Even in the presence of residual correlation, the estimated coefficient a1 in (2) is unbiased or just as likely above as below its true value. It is consistent, converging to its true value as the number of observations increases. It is also super consistent with accelerating convergence as the number of observations increases. In the presence of residual correlation, however, it is impossible to say a1 is not zero due to the understated standard errors.
Spurious regressions occur when unrelated trending variables appear related in regressions due to the underestimated standard errors. Arbitrary choice of trending variables can result in apparently successful regressions. To avoid spurious regressions, rely on economic theory to select variables. Relying on economic theory, spurious regressions are not an issue.

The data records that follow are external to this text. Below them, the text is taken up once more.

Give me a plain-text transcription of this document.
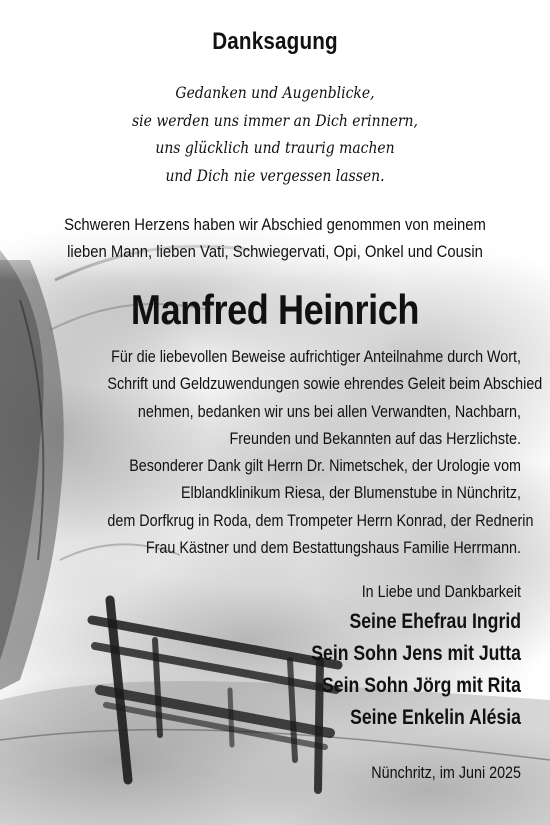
Danksagung
Gedanken und Augenblicke,
sie werden uns immer an Dich erinnern,
uns glücklich und traurig machen
und Dich nie vergessen lassen.
Schweren Herzens haben wir Abschied genommen von meinem
lieben Mann, lieben Vati, Schwiegervati, Opi, Onkel und Cousin
Manfred Heinrich
Für die liebevollen Beweise aufrichtiger Anteilnahme durch Wort,
Schrift und Geldzuwendungen sowie ehrendes Geleit beim Abschied
nehmen, bedanken wir uns bei allen Verwandten, Nachbarn,
Freunden und Bekannten auf das Herzlichste.
Besonderer Dank gilt Herrn Dr. Nimetschek, der Urologie vom
Elblandklinikum Riesa, der Blumenstube in Nünchritz,
dem Dorfkrug in Roda, dem Trompeter Herrn Konrad, der Rednerin
Frau Kästner und dem Bestattungshaus Familie Herrmann.
In Liebe und Dankbarkeit
Seine Ehefrau Ingrid
Sein Sohn Jens mit Jutta
Sein Sohn Jörg mit Rita
Seine Enkelin Alésia
Nünchritz, im Juni 2025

If the series in a regression are not stationary but their differences are, regressions on differences produce more reliable estimates. Difference stationary series may also be cointegrated suggesting an error correction model that includes transitory adjustment relative to the long term dynamic equilibrium. Unsuccessful difference regressions may disguise a significant error correction processes. Partial adjustment models introduce the lag of the dependent variable as an exogenous variable.
In an economic model with more than a single endogenous dependent variable, solve the reduced form equations with each dependent variable a function of exogenous variables. Estimate each of the reduced form equations. For example, the market model determines endogenous price P and quantity Q from the demand function D = D(P, Y), the supply function S = S(P, W), and the equilibrium condition Q = S = D. Exogenous variables are the demand shifter Y and the supply shifter W. Estimate P or Q as functions of Y and W, but not P as a function of Q or vice versa.
The macroeconomic model provides another example. National income Y is a function of exogenous government spending G, money supply M, the foreign interest rate r*, and foreign income Y*. The interest rate r is endogenous and should not be a right hand variable in a regression with endogenous Y, or vice versa. A floating exchange rate E would be endogenous since it adjusts to a nonzero trade balance. With a fixed exchange rate E would be exogenous and B endogenous.
Theory is flexible in that various assumptions lead to different reduced form equations. For instance, price is exogenous in international economics by the small open economy assumption. Time series evidence provides tests of particular assumptions as theory stands ready to work through the implications of alternative assumptions.